To begin, upload the patient's thin slice CT chest to the planning software. After selecting the targets in the lungs, plan a pathway to each target site. and review the plan in the axial, coronal, and sagittal views in virtual bronchoscopy.
After preparing for the procedure, maneuver the catheter through the airways to the target lesion following the planned pathway. Using the preview path feature, follow the images of the airways if divergence is noted. Remove the vision probe when the catheter is within five to 10 millimeters of the target lesion and advance the radial endobronchial ultrasound or R-EBUS probe with rotation under fluoroscopy to the pleural border.

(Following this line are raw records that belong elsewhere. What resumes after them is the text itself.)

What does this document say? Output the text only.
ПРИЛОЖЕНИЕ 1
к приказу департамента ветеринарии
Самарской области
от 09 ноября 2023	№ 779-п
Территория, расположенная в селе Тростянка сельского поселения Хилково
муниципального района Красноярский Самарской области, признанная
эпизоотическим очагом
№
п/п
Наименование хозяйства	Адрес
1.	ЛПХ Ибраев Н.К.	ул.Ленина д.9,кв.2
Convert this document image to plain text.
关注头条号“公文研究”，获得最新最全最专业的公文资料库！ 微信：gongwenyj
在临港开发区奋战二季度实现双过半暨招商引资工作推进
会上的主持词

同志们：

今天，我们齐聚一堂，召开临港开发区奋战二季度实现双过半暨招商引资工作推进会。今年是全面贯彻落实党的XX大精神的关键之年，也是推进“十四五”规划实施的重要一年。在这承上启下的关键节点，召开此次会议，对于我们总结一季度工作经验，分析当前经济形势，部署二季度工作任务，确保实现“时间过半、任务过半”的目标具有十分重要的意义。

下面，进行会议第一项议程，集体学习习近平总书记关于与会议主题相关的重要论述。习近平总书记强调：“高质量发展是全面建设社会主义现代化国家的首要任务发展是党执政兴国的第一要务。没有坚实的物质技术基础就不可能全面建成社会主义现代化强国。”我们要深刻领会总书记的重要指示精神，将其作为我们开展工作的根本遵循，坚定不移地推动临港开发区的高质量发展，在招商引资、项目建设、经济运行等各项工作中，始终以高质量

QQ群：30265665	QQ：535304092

Retract the R-EBUS probe under fluoroscopy approximately 10 millimeters from the pleural border to the anticipated biopsy target site. Visualize the target area to assess the surrounding parenchyma and any vasculature. After removing the R-EBUS probe, insert the 1.1 millimeter touch cryo probe via the catheter and extend under fluoroscopy to the predetermined target area for biopsy.
Perform cone beam CT spin per system specific protocol. Interpret and compare the intra procedure imaging to the pre-procedure CT chest, and plan for the correct catheter position. If augmented fluoroscopy is available on the CBCT, segment the target for visualization with 2D fluoroscopy during biopsy.
Adjust the catheter based on fluoroscopy CBCT and R-EBUS to ensure that sampling occurs in the appropriate location. Press the pedal to activate the freeze cycle from four to six seconds, and retract the probe in one motion while depressing the pedal. Release the pedal as the probe tip with tissue is placed in 0.9%sodium chloride or fixative to release it.
After the final biopsy, inject one to two milliliters of normal saline and air in a 10 milliliter Luer lock syringe into the catheter to clear any blood or secretions. Insert the vision probe to view the sampling site and retract the catheter slowly. Finally, if there is no evidence of bleeding, retract the catheter to the trachea.
Post procedure chest radiograph in an posterior view showed bilateral interstitial densities with no pneumothorax or pleural effusion.